Last week in this space we questioned the validity of the view that the economy is all-important in presidential elections.
This is an ancient notion enshrined as conventional wisdom since 1992 when Bill Clinton’s strategist James Carville memorably declared, "It's the economy, stupid!"
Today we turn our attention to a corollary of the Carville Doctrine, which is that foreign policy doesn’t matter -- or at least not much -- in presidential elections.
Until recently, Mitt Romney had based his entire campaign on the belief that President Obama could not survive continued high unemployment and lagging U.S. growth. Romney was encouraged by polls that gave him an edge on management of the economy. The same polls gave Obama an advantage on foreign policy, the topic of the presidential candidates’ third (and mercifully last) debate on Monday.
Foreign policy has been consequential in presidential campaigns since 1800, when Thomas Jefferson and John Adams clashed over U.S. policy toward England and France. It’s mattered even more in the 20th and 21st centuries, with the advent of global war and the development of weapons of mass destruction.
Woodrow Wilson was re-elected president in 1916 on the slogan “He kept us out of war.” In 1917, in response to unrestricted German submarine warfare, he put the United States into what was then called the Great War on the side of Britain and France. Disillusionment with this war contributed to the election of Warren G. Harding in 1920.
Foreign policy was dominant in the 1940 election when Americans were divided on whether to help the British hold out against the Nazis. President Franklin D. Roosevelt was helped when Wendell Willkie, like FDR an internationalist, won the Republican nomination. Even so, FDR found it necessary in his successful campaign for a third term to promise voters that he would “not send your boys to fight in foreign wars.”
FDR, frail and months from death in 1944, was re-elected to a fourth term on the slogan “Don’t change horses in midstream.”
The unpopularity of the Korean War contributed to President Harry Truman’s decision not to seek re-election in 1952, and the unpopularity of the Vietnam War was the reason President Lyndon Johnson declined to run again in 1968. Richard Nixon was elected that year partly on a promise to end the war with what Democrats called “a secret plan.”

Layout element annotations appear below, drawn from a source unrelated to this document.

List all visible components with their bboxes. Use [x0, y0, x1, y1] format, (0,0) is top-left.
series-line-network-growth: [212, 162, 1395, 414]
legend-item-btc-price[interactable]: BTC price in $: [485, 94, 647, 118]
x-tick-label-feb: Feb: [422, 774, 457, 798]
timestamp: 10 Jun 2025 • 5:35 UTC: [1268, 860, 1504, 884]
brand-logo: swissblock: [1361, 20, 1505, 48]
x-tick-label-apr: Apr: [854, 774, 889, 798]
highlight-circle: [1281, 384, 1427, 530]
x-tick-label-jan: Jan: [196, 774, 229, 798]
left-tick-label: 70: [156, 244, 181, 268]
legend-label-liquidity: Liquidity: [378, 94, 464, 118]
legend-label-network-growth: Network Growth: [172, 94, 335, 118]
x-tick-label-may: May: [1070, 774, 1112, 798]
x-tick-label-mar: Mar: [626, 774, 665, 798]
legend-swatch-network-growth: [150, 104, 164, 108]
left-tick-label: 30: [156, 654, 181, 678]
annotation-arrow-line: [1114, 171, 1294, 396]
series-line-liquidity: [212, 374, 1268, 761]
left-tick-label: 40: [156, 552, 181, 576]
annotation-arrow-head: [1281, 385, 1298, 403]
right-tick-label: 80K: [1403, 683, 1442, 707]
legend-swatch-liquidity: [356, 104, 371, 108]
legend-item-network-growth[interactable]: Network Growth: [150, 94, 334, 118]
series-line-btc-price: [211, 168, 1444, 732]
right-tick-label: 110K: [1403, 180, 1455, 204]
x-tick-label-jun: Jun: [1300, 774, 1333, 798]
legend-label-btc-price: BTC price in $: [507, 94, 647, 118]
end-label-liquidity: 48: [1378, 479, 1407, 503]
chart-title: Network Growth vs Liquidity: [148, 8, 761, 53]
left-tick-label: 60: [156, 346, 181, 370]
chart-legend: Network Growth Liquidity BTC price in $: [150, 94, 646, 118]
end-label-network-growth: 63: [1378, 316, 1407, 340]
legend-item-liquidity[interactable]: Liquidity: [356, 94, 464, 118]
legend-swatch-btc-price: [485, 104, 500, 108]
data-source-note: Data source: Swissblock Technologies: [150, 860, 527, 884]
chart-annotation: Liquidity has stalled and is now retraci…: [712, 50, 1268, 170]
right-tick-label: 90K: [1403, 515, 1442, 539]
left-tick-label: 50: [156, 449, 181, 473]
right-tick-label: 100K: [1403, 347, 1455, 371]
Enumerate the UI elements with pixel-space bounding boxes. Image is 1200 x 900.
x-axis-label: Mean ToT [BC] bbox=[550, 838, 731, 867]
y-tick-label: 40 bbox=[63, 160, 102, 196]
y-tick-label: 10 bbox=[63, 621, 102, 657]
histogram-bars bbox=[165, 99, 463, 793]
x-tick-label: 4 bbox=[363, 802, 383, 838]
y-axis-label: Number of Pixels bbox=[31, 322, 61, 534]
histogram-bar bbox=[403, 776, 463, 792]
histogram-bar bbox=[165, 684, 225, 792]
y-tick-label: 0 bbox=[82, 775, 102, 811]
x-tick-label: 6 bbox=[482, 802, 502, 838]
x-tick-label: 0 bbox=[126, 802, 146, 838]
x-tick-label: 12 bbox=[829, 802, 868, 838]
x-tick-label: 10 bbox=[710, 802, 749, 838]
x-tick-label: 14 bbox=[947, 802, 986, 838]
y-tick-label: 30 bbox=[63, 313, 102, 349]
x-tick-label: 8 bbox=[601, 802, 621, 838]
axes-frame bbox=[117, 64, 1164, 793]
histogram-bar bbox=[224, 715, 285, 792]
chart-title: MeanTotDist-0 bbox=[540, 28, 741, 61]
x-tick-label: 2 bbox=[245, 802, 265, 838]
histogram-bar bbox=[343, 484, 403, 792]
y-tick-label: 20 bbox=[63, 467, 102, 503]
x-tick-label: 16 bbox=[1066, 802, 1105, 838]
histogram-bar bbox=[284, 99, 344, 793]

In 1980, a campaign that in some ways resembles the present one, Ronald Reagan emphasized the economy in his challenge to President Jimmy Carter. But the underlying issue was Americans held hostage in Iran whom Carter had tried and failed to rescue. Reagan rarely mentioned the hostages. He didn’t have to, because the issue was on the minds of voters, many of whom blamed Carter for their continued plight.
Fast-forward to 2008, when Obama was the irresistible candidate of hope and change. Running more against outgoing President George W. Bush than his actual opponent, John McCain, Obama promised to withdraw U.S. forces from Iraq. He has kept that promise, partly because Iraq would not agree to U.S. conditions on a status-of-forces agreement to extend the American deployment.
Foreign policy has ostensibly taken a back seat in the 2012 campaign. Journalist Peter Beinart contends that’s because the differences between Obama and Romney on foreign policy are relatively minor when compared to their disagreement on domestic issues. This view was bolstered during the debate between Vice President Joe Biden and Romney running mate Paul Ryan, when effective questioning by ABC correspondent Martha Raddatz helped flesh out the similar foreign policy views of the two sides.
Both Obama and Romney plan to withdraw U.S. troops from Afghanistan in 2014. The quibble is whether the withdrawal date should be announced ahead of time. Neither candidate bothers to mention that the United States is committed to keeping thousands of trainers and advisers in Afghanistan for years after the bulk of forces are withdrawn.
Both the president and his challenger also promise to maintain pressure on Iran to prevent it from developing a nuclear weapon. Obama claims with scant evidence that sanctions against Iran are working. Romney promises to intensify them but typically provides few details.
It would be refreshing on Monday if the candidates acknowledged to each other and the world that they at least share mutual goals of bringing home U.S. troops, reducing global tensions, and trying to find new options for peace in the Middle East.
It would also be useful if the candidates acknowledged that “foreign policy” and “national security” are not neatly separated from the economy in an age of globalism. Economists on both sides know that the economic success of China is vital to global recovery. It would be constructive for Obama and Romney to concede as much instead of continuing their China-bashing. It would also be a step in the right direction if Romney recognized that his proposed increases in the defense budget would add to the deficit or if Obama conceded that taxing the rich won’t raise enough to balance the budget.
Candidates don’t make concessions in tight races, so don’t hold your breath on any of this. But they could at least admit that domestic spending decisions have global consequences. In reality, Obama and Romney have been talking about foreign policy all along.